Line 87-90 corresponds to the C++ code a.fun(22). In line 90 the function address of A::fun(int) is called directly, So we can conclude that there is no overhead incurred by calling a virtual function using the form Object.Function.
Line 92-99 corresponds to the C++ code b->gun(23). Line 92-95 are the steps to get the address of the virtual function to be called from vtable. So call virtual function via a pointer to class A incurs some overhead, 4 additional instructions are needed to resolve the address of the virtual function to be called.
Line 101-125 corresponds to the C++ code a::*p3(24). We can see that this form of virtual function calling is very expensive. First you need to determine wether p3 is a pointer to a virtual function or a regular member function. This is done by checking whether the value of p3 is an odd number or an even numer (line 102-103). If the value is odd, then it is assumed that p3 is a virtual function pointer (this is the reason for adding 1 to the offset). To call the virtual function, you have to find the address of the function by looking up the vtable (line 108-116). Note that in line 114, the value of p3 is substracted by 1 to get the offset. If value in p3 is an even number, then it is assumed that p3 is a regular member function pointer. The value of p3 is used as the function address to be called (line 105 and line 125).
## Performance Test Results
I did a simple performance benchmark. The three function calls a.fun(22), b->fun(22) and a::*p1(22) are iterated for 1e10 times. The results are shown in the following table.

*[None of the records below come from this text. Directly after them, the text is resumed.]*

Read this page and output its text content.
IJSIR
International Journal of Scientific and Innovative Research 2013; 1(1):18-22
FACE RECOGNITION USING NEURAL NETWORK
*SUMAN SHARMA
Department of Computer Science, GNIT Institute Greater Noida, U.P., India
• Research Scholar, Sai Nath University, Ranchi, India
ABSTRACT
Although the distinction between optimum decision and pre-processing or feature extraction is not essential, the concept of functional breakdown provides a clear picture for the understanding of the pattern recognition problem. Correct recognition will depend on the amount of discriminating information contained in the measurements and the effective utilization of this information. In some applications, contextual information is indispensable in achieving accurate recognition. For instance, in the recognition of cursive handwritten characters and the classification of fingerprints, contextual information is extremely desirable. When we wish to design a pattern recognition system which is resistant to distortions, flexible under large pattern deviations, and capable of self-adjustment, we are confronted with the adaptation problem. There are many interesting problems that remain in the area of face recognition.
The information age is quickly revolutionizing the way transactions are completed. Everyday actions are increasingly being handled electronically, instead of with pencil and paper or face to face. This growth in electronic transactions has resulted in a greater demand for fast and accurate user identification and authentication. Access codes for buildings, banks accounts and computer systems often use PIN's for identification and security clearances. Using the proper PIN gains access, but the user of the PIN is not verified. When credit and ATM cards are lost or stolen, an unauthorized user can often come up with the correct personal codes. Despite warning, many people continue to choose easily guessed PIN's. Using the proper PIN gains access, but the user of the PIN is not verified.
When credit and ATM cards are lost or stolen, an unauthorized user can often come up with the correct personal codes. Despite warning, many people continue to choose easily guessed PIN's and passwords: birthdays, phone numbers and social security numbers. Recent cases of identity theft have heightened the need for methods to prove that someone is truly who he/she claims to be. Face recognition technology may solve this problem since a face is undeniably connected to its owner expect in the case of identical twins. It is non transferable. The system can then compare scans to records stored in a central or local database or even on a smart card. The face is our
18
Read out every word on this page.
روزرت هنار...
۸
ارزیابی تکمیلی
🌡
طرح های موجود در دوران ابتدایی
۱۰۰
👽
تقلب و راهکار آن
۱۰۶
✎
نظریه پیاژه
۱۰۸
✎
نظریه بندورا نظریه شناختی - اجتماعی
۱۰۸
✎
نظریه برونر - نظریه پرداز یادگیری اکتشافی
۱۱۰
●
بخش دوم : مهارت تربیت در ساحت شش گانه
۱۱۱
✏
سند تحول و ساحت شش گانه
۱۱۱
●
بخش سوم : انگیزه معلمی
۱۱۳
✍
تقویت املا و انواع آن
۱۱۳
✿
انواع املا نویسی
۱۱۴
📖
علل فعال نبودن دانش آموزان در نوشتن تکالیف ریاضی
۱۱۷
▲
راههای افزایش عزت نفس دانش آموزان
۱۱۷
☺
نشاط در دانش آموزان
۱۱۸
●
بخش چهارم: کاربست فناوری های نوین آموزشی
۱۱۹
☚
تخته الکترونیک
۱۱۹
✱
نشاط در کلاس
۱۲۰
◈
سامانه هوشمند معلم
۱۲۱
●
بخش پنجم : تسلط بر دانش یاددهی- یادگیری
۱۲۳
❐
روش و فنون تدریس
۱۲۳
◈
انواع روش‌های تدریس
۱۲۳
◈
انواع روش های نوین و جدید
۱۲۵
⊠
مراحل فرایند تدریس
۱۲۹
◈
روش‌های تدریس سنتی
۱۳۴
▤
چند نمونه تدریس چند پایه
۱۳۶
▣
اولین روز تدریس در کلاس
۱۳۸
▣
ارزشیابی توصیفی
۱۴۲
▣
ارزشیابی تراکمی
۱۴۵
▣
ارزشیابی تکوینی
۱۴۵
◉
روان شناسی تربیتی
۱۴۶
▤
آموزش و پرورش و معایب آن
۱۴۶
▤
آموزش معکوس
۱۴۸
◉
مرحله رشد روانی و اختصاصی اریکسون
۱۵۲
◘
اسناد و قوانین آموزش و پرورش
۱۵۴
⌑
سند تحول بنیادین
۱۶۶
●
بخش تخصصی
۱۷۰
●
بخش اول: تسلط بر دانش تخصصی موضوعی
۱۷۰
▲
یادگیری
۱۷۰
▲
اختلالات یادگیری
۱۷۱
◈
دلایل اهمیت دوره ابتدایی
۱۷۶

Function Call Time (seconds) a.fun(22) 84.475 b->fun(22) 92.959 a::*p1(22) 141.373
Conclusions
- Pointer to a virtual function stores a value that equals to the offset of the virtual function in vtable plus 1.
- The calling form Object.Function incurs no overhead compared to calling a non-virtual function.
- The calling form PtrToObject->Function incurs a relatively small overhead.
- The calling form Object.*PtrToFunction incurs a relatively big overhead.
Remember that item 3 and item 4 are based on the assumption that the g++ optimization switch is off. C++ compiler is able to optimize the generated assembly code to reduce this function calling overhead in many cases.